Concurrent drug therapy issues:
• Drug-drug interactions: Potentially significant interactions may exist, requiring dose or frequency adjustment, additional monitoring, and/or selection of alternative therapy. Consult drug interactions database for more detailed information.
• Appropriate use: Not indicated for chronic kidney disease (CKD) patients not receiving dialysis. In the U.S., the long-term safety and efficacy of cinacalcet has not been evaluated in CKD patients with hyperparathyroidism not requiring dialysis. Although possibly related to lower baseline calcium levels, clinical studies have shown an increased incidence of hypocalcemia (<8.4 mg/dL) in patients not requiring dialysis.
Monitor for signs/symptoms of hypocalcemia. Monitor serum calcium and iPTH concentrations closely in patients on concurrent CYP3A4 inhibitors, with hepatic impairment or with seizure disorders.
Hyperparathyroidism, secondary: Serum calcium and phosphorus levels prior to initiation and within a week of initiation and frequently during dose titration; iPTH should be measured 1 to 4 weeks after initiation or dosage adjustment (wait at least 12 hours after dose before drawing iPTH levels). After the maintenance dose is established, obtain serum calcium levels monthly.
Parathyroid carcinoma and hyperparathyroidism, primary: Serum calcium levels prior to initiation and within a week of initiation or dosage adjustment; once maintenance dose is established, obtain serum calcium every 2 months.
Pregnancy Risk Factor
Adverse events have been observed in animal reproduction studies. Women who become pregnant during cinacalcet treatment are encouraged to enroll in Amgen’s Pregnancy Surveillance Program (1-800-772-6436).

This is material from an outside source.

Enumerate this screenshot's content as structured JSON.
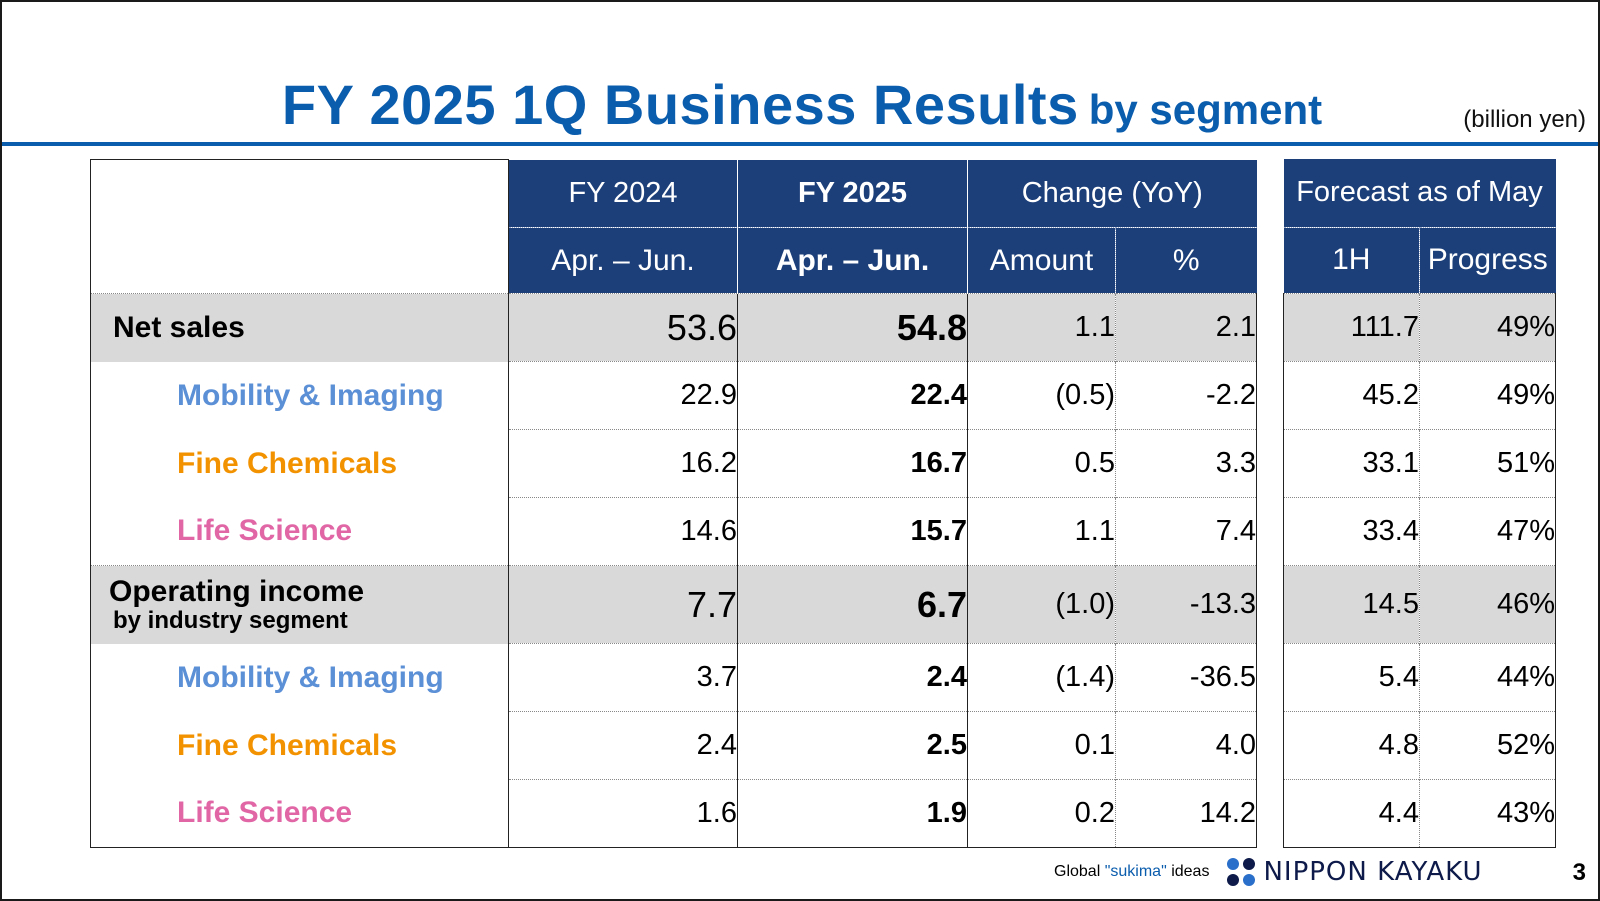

• Discuss specific use of drug and side effects with patient as it relates to treatment. (HCAHPS: During this hospital stay, were you given any medicine that you had not taken before? Before giving you any new medicine, how often did hospital staff tell you what the medicine was for? How often did hospital staff describe possible side effects in a way you could understand?)
• Patient may experience constipation, diarrhea, or lack of appetite. Have patient report immediately to prescriber signs of low calcium (muscle cramps or spasms, numbness and tingling, or seizures), angina, severe nausea, severe vomiting, depression, arrhythmia, joint pain, muscle pain, severe headache, severe dizziness, passing out, shortness of breath, excessive weight gain, swelling of arms of legs, bone pain, thirsty, severe loss of strength and energy, or dry mouth (HCAHPS).
• Educate patient about signs of a significant reaction (eg, wheezing; chest tightness; fever; itching; bad cough; blue skin color; seizures; or swelling of face, lips, tongue, or throat). Note: This is not a comprehensive list of all side effects. Patient should consult prescriber for additional questions.
Intended Use and Disclaimer: Should not be printed and given to patients. This information is intended to serve as a concise initial reference for healthcare professionals to use when discussing medications with a patient. You must ultimately rely on your own discretion, experience and judgment in diagnosing, treating and advising patients.